The application discloses a scene text recognition method based on semantic enhancement and graph reasoning, which relates to the technical field of machine vision and natural language, and comprises a vision recognition branch and an iteration correction branch; the visual recognition branch extracts visual characteristics of the scene text by a convolution network, and performs parallel coding and decoding on the visual characteristics; the iterative correction branch corrects the current recognition result by setting a semantic enhancement module, a fusion door and an reasoning module, wherein the semantic enhancement module enhances text semantic features by utilizing a character context in the text, and the recognition precision is improved; the fusion door comprehensively considers visual and semantic information by fusing text semantic features and text visual features of the recognition module; the graph reasoning module establishes an association relation between text characters, performs reasoning according to the association relation, corrects text characters with unobvious characteristics, and further improves the recognition accuracy of scene texts. The method and the device improve the recognition accuracy of the network to the scene text.

Description

Scene text recognition method based on semantic enhancement and graph reasoning
Technical Field
The invention relates to the technical field of machine vision and natural language processing, in particular to a scene text recognition method based on semantic enhancement and graph reasoning.
Background
The characters are one of the biggest inventions of human beings and are vectors of human civilization. More than 70% of the information obtained by humans from the outside comes from the visual system. Vision and text are the most common ways for humans to record and express cognition to the world. How scene text is identified from a visual image is critical to properly understanding the image. Scene text recognition is one of research hotspots for visual understanding, and has wide application prospects in computer vision, such as automatic driving, blind person assistance, intelligent transportation, visual text questions and answers and the like. Therefore, scene text recognition has received a great deal of attention.
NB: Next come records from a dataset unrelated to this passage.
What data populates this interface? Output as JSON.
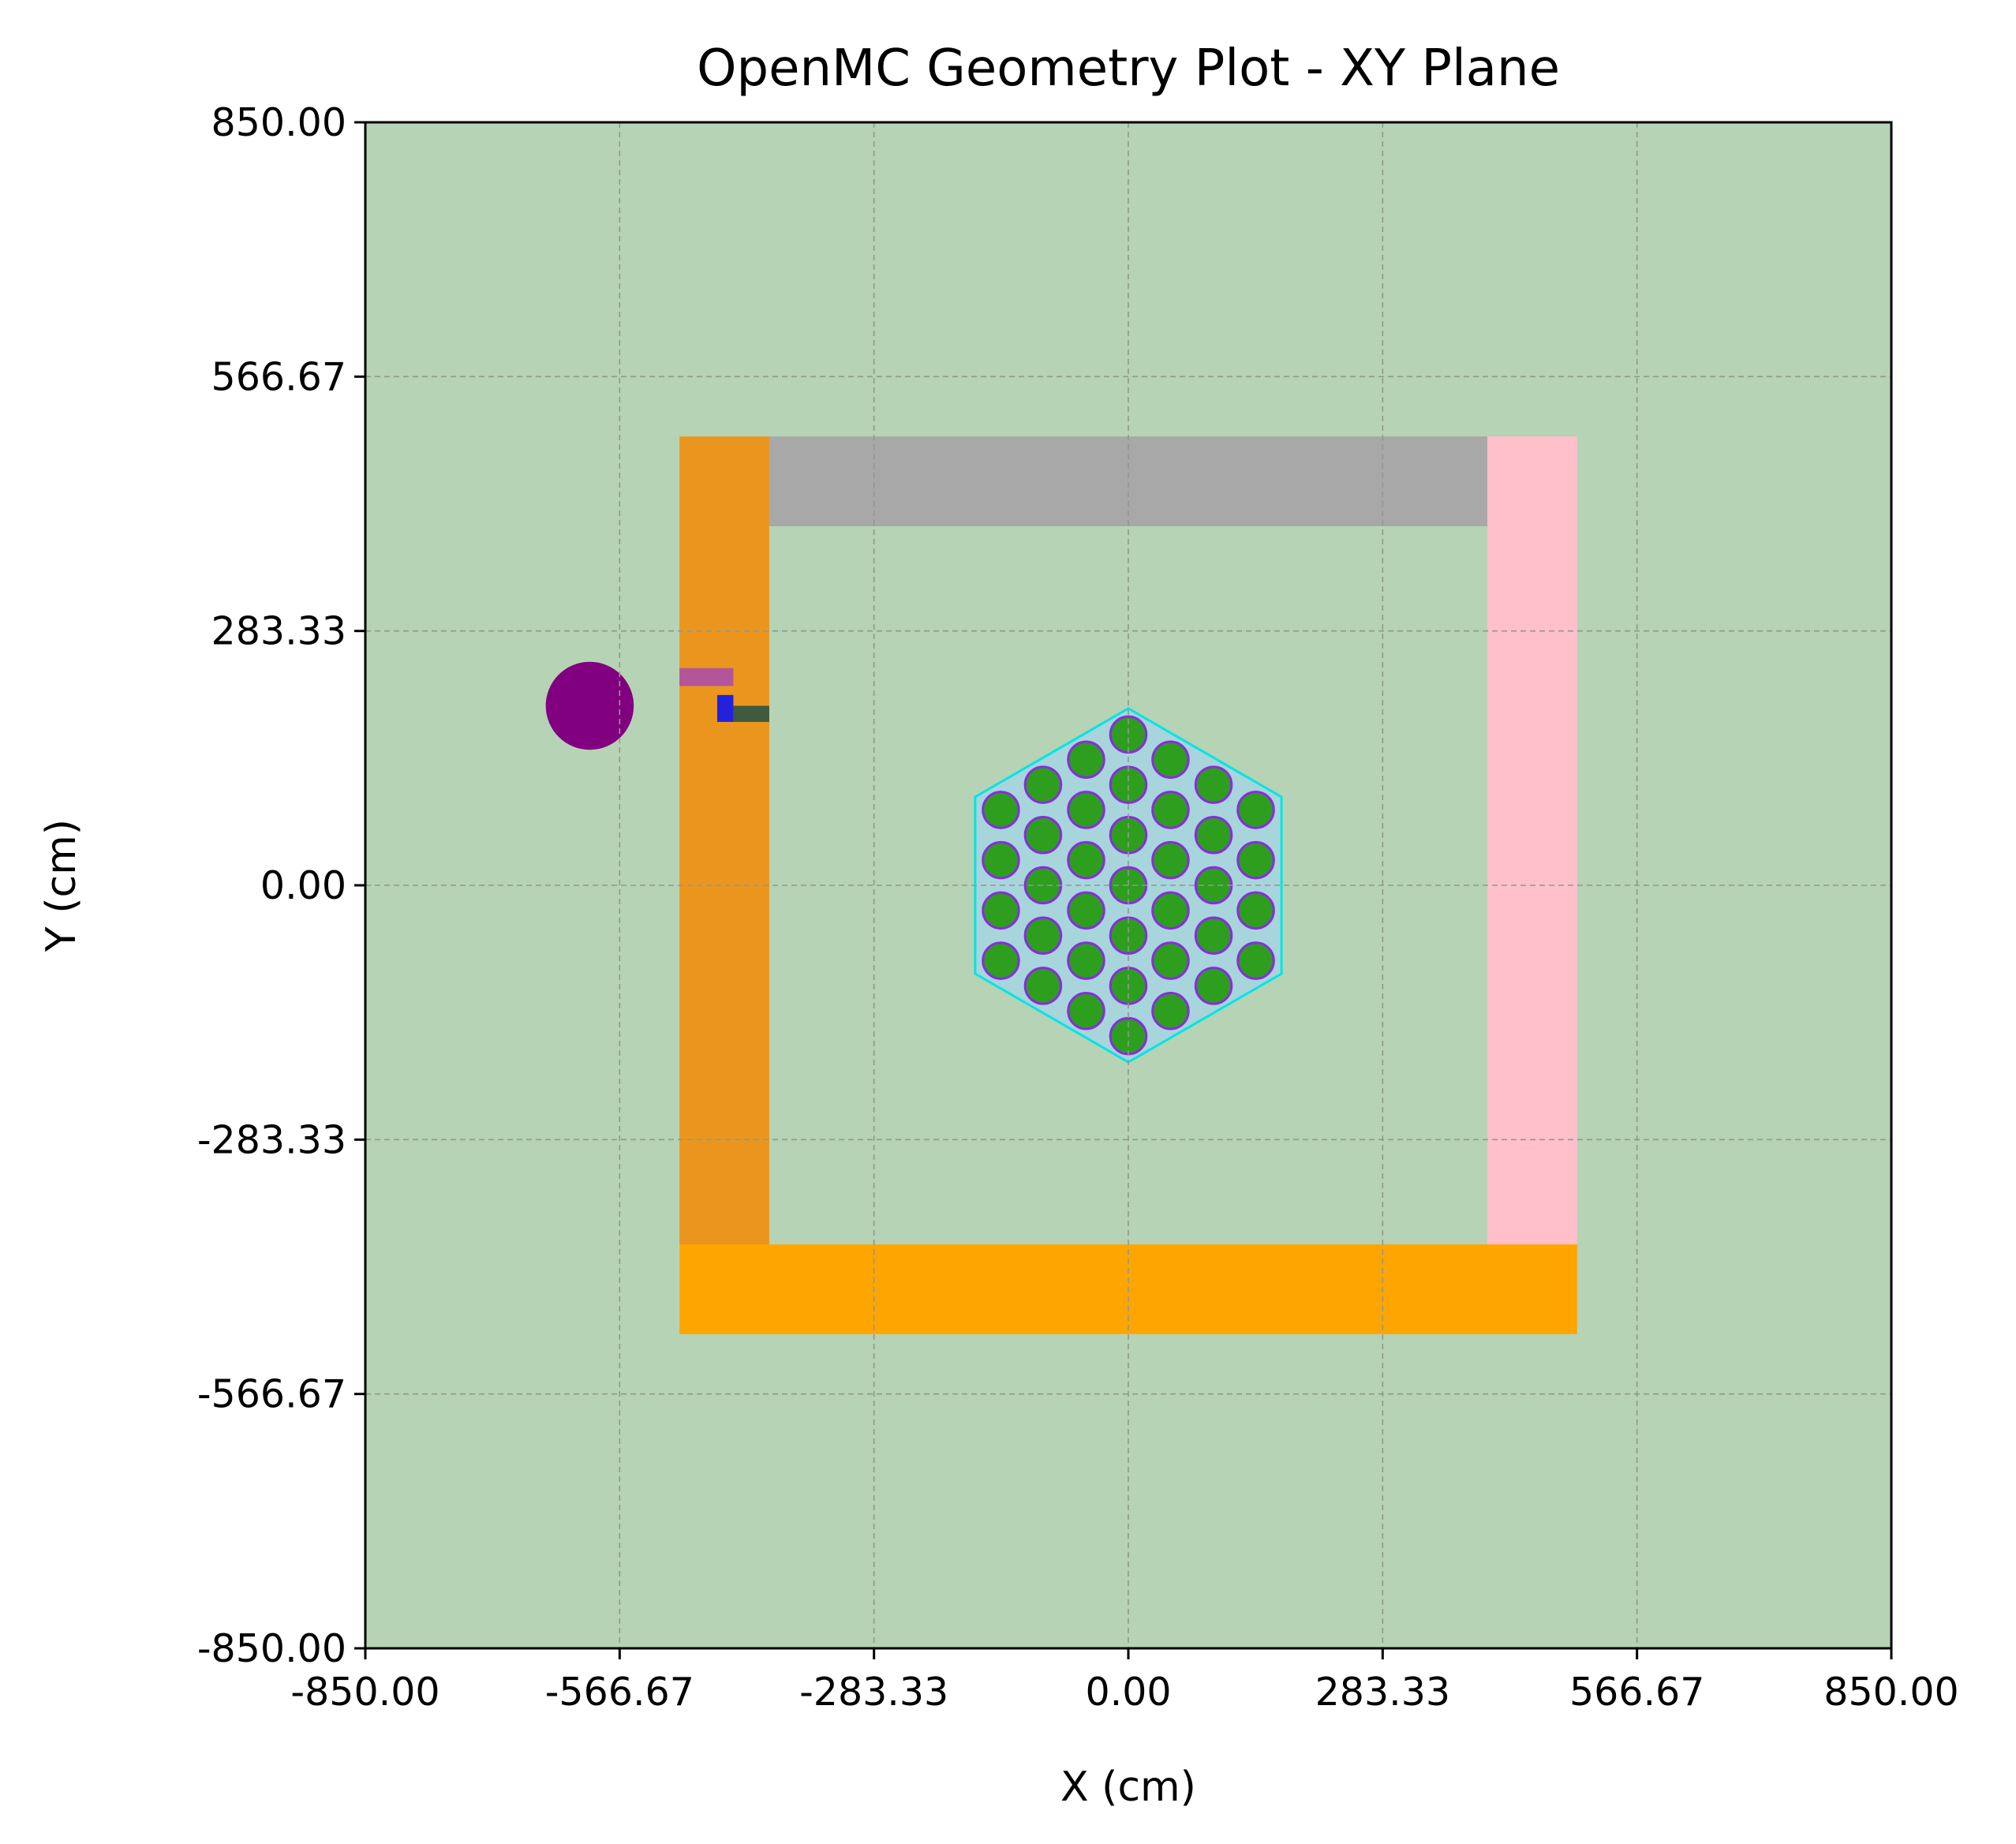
{
  "chart_data": {
    "type": "heatmap",
    "title": "OpenMC Geometry Plot - XY Plane",
    "xlabel": "X (cm)",
    "ylabel": "Y (cm)",
    "xlim": [
      -850,
      850
    ],
    "ylim": [
      -850,
      850
    ],
    "x_ticks": [
      -850,
      -566.67,
      -283.33,
      0,
      283.33,
      566.67,
      850
    ],
    "y_ticks": [
      -850,
      -566.67,
      -283.33,
      0,
      283.33,
      566.67,
      850
    ],
    "x_tick_labels": [
      "-850.00",
      "-566.67",
      "-283.33",
      "0.00",
      "283.33",
      "566.67",
      "850.00"
    ],
    "y_tick_labels": [
      "-850.00",
      "-566.67",
      "-283.33",
      "0.00",
      "283.33",
      "566.67",
      "850.00"
    ],
    "grid": true,
    "background_color": "#b6d3b5",
    "regions": [
      {
        "shape": "rect",
        "x": [
          -500,
          -400
        ],
        "y": [
          -400,
          500
        ],
        "color": "#ea961e"
      },
      {
        "shape": "rect",
        "x": [
          -400,
          400
        ],
        "y": [
          400,
          500
        ],
        "color": "#a8a8a8"
      },
      {
        "shape": "rect",
        "x": [
          400,
          500
        ],
        "y": [
          -400,
          500
        ],
        "color": "#ffc0cb"
      },
      {
        "shape": "rect",
        "x": [
          -500,
          500
        ],
        "y": [
          -500,
          -400
        ],
        "color": "#ffa500"
      },
      {
        "shape": "rect",
        "x": [
          -500,
          -440
        ],
        "y": [
          222,
          242
        ],
        "color": "#b4559a"
      },
      {
        "shape": "rect",
        "x": [
          -458,
          -440
        ],
        "y": [
          182,
          212
        ],
        "color": "#2222dd"
      },
      {
        "shape": "rect",
        "x": [
          -440,
          -400
        ],
        "y": [
          182,
          200
        ],
        "color": "#3f5a3f"
      },
      {
        "shape": "circle",
        "cx": -600,
        "cy": 200,
        "r": 49,
        "color": "#800080"
      }
    ],
    "hexagon": {
      "center": [
        0,
        0
      ],
      "circumradius": 197,
      "fill": "#a8d4dc",
      "edge": "#00e5e5"
    },
    "pins": {
      "radius": 20,
      "fill": "#2e9e1e",
      "edge": "#8a2be2",
      "centers": [
        [
          0,
          168
        ],
        [
          -47,
          140
        ],
        [
          47,
          140
        ],
        [
          0,
          112
        ],
        [
          -95,
          112
        ],
        [
          95,
          112
        ],
        [
          -47,
          84
        ],
        [
          47,
          84
        ],
        [
          -142,
          84
        ],
        [
          142,
          84
        ],
        [
          0,
          56
        ],
        [
          -95,
          56
        ],
        [
          95,
          56
        ],
        [
          -47,
          28
        ],
        [
          47,
          28
        ],
        [
          -142,
          28
        ],
        [
          142,
          28
        ],
        [
          0,
          0
        ],
        [
          -95,
          0
        ],
        [
          95,
          0
        ],
        [
          -47,
          -28
        ],
        [
          47,
          -28
        ],
        [
          -142,
          -28
        ],
        [
          142,
          -28
        ],
        [
          0,
          -56
        ],
        [
          -95,
          -56
        ],
        [
          95,
          -56
        ],
        [
          -47,
          -84
        ],
        [
          47,
          -84
        ],
        [
          -142,
          -84
        ],
        [
          142,
          -84
        ],
        [
          0,
          -112
        ],
        [
          -95,
          -112
        ],
        [
          95,
          -112
        ],
        [
          -47,
          -140
        ],
        [
          47,
          -140
        ],
        [
          0,
          -168
        ]
      ]
    }
  }
}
The approach of scene text recognition has made significant progress over the past decades, but still faces significant challenges. The text in the scene text image has the characteristics of text diversity and background complexity. For example, the scene text is complex and changeable in terms of font size, color, shape, aspect ratio and the like, and the image of the scene text has the problems of shielding, distortion, blurring, uneven illumination, low text resolution, strong text background interference and the like. In order to solve the problems and further improve the recognition accuracy of the scene text, a large number of scholars continuously propose new scene text recognition algorithms.
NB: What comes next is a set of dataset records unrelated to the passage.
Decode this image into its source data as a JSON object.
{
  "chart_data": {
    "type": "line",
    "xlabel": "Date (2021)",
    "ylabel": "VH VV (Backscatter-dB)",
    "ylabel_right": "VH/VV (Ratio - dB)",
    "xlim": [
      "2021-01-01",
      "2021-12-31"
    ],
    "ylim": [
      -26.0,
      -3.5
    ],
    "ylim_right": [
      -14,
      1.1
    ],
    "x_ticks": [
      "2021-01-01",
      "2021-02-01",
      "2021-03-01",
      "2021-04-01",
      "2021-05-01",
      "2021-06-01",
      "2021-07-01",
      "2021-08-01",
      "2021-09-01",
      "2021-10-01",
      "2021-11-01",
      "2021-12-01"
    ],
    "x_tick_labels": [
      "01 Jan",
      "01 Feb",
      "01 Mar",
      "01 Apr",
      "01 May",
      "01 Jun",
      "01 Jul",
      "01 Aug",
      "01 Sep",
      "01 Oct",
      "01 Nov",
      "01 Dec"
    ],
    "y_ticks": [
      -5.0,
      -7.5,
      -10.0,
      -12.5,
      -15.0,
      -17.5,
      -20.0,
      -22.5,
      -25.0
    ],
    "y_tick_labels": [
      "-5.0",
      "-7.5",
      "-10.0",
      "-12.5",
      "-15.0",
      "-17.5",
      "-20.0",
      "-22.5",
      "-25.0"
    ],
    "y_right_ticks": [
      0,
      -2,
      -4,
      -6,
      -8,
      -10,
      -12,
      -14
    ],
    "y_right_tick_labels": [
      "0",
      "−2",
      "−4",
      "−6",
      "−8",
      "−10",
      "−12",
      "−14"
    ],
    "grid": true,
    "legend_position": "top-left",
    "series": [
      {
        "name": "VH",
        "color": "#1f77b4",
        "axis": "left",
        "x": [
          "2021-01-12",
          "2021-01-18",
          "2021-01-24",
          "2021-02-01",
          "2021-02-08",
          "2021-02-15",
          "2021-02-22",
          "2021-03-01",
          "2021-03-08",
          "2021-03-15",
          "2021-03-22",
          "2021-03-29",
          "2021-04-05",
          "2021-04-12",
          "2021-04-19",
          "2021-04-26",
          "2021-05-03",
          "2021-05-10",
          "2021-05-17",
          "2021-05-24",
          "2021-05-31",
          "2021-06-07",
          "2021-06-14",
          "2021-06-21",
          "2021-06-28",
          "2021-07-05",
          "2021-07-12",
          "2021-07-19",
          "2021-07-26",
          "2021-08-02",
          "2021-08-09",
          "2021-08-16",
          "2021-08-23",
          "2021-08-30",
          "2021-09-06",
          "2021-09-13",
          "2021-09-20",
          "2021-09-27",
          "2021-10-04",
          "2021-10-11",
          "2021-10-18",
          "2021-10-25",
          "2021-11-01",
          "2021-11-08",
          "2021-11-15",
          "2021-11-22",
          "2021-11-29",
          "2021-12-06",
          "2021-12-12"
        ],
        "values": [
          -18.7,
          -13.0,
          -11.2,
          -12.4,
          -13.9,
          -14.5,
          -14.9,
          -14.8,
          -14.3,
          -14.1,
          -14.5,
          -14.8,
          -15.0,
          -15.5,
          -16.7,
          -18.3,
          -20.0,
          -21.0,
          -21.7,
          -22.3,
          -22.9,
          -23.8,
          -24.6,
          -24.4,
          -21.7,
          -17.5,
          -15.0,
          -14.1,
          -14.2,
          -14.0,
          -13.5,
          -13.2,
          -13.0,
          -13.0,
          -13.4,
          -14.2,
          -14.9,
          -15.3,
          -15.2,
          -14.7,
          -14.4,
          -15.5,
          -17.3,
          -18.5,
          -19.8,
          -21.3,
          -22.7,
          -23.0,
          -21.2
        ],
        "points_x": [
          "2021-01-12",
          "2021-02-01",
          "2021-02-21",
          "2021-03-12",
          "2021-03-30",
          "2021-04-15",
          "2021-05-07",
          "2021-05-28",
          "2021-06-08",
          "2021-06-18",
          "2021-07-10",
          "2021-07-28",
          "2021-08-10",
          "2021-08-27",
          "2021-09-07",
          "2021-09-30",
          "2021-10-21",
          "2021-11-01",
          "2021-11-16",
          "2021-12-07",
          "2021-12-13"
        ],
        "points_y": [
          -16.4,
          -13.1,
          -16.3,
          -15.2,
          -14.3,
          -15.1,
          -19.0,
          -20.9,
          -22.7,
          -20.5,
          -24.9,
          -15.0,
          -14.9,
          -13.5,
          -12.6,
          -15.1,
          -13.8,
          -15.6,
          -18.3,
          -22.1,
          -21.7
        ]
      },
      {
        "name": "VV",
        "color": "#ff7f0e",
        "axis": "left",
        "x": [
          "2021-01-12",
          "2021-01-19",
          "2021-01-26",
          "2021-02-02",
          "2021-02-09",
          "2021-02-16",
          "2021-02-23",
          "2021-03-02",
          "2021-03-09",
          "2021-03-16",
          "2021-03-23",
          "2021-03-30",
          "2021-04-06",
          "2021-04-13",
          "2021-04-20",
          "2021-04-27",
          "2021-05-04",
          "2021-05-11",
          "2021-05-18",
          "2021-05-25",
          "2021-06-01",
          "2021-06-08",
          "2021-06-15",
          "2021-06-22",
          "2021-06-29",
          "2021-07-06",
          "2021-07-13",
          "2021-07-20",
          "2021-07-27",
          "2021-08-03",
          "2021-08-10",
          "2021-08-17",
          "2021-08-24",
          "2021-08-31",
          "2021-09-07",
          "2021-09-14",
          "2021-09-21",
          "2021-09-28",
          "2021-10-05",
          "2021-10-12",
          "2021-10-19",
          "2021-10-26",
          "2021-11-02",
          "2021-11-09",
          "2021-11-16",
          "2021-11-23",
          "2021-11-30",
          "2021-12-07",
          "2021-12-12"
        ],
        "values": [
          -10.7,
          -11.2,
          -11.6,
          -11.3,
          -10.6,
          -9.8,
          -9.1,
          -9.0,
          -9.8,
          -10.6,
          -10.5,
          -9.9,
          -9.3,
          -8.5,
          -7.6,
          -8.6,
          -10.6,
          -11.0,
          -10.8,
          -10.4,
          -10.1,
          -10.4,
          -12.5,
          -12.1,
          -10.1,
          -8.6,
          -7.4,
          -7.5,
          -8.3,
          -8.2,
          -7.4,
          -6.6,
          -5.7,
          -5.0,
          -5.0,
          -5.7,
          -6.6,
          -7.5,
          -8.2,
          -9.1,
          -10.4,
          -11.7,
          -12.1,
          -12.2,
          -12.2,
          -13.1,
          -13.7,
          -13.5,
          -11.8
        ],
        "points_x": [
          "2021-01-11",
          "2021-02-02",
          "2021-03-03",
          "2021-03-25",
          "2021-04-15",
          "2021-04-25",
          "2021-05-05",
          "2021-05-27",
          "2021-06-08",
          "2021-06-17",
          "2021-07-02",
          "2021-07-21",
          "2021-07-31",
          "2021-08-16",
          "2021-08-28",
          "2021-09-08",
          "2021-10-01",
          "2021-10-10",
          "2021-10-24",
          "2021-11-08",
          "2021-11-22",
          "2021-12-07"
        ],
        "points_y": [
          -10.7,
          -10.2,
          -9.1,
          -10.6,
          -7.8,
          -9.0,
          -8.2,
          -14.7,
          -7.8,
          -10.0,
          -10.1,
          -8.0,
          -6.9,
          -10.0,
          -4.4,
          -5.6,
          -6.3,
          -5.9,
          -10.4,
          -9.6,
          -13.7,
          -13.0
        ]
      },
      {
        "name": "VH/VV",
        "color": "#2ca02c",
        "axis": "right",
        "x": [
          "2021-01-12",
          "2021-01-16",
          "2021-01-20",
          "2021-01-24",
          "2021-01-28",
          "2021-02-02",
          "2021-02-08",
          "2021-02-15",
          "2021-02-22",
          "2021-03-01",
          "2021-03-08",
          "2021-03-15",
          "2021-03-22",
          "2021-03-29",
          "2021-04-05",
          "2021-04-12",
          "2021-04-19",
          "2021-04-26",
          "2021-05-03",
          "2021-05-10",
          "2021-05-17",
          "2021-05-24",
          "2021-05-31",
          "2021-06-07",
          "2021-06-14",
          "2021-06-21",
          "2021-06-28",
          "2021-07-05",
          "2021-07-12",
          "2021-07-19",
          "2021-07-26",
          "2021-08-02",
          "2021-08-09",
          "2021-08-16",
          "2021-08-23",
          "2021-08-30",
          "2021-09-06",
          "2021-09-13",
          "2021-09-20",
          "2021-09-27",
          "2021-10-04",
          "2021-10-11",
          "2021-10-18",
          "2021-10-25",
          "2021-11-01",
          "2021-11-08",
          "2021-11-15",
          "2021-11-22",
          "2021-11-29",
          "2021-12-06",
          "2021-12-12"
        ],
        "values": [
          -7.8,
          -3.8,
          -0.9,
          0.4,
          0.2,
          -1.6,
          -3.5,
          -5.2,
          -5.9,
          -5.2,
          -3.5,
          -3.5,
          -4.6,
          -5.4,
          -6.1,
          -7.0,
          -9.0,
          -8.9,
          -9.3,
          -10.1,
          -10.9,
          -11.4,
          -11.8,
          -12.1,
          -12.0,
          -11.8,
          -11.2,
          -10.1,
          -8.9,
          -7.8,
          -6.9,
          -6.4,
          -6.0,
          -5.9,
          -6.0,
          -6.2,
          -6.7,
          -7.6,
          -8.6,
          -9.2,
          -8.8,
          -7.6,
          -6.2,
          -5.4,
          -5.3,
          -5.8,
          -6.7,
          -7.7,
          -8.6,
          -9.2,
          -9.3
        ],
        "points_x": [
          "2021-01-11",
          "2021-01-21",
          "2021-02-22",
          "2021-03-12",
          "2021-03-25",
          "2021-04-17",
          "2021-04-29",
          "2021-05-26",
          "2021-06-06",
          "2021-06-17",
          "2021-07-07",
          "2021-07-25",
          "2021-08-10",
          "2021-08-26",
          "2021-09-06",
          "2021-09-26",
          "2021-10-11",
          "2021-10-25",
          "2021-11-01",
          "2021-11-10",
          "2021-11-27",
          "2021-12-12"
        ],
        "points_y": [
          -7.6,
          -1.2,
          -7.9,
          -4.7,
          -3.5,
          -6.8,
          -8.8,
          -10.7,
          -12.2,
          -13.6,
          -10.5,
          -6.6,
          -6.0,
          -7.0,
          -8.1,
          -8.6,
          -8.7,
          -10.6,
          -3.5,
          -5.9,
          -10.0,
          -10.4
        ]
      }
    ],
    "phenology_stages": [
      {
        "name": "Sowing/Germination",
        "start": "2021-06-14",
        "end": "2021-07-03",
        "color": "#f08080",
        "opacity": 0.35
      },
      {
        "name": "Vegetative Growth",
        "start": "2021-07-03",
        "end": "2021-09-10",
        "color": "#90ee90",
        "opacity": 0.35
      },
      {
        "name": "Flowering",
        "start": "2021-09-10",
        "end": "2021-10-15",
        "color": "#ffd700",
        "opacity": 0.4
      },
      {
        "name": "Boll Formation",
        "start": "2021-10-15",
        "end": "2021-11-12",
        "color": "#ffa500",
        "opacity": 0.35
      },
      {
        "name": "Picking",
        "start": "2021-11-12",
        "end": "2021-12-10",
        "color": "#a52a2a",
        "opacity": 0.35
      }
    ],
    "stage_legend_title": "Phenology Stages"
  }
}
Before the neural network is widely used, the traditional text recognition method requires a designer to put efforts on the design of text features, the advantages and disadvantages of the text features depend on the experience of the designer, and the advantages and disadvantages of the text features are important to the recognition effect of the text, so that the text recognition accuracy of the method is lower, and the robustness is poor. The wide application of neural networks enables designers to put more effort on model design, greatly improving the accuracy of text recognition. The scene text recognition method based on the neural network regards the recognition task as a sequence generation task, generally adopts a convolution network to extract visual characteristics, and then decodes the visual characteristics by using a language model to generate text recognition content. Two classes can be distinguished, based on recurrent neural networks (Recurrent Neural Network, RNN) and on transformer, according to the type of decoder. The recurrent neural network-based method decodes text from visual features in a recursive manner, which cannot be decoded in parallel in both training and forward reasoning stages, and thus the decoding speed is slow. In addition, RNN was originally proposed for processing one-dimensional feature information, and it is not suitable to directly process two-dimensional information of text in a scene text image, and this method has low recognition accuracy for the scene text. The method based on the transformer can train in parallel, so that training efficiency of the model is improved, but the forward reasoning stage cannot decode in parallel. The current neural network-based method has less exploration of semantic information in scene texts, and when the scene text images have the conditions of low resolution, poor illumination quality, random and changeable scene text shapes and the like, the problems of low scene text recognition precision, low recognition speed and the like are caused.
Disclosure of Invention
Aiming at the defects in the prior art, the invention provides a scene text recognition method based on semantic enhancement and graph reasoning, which is used for improving the accuracy of the original scene text recognition method on scene text recognition.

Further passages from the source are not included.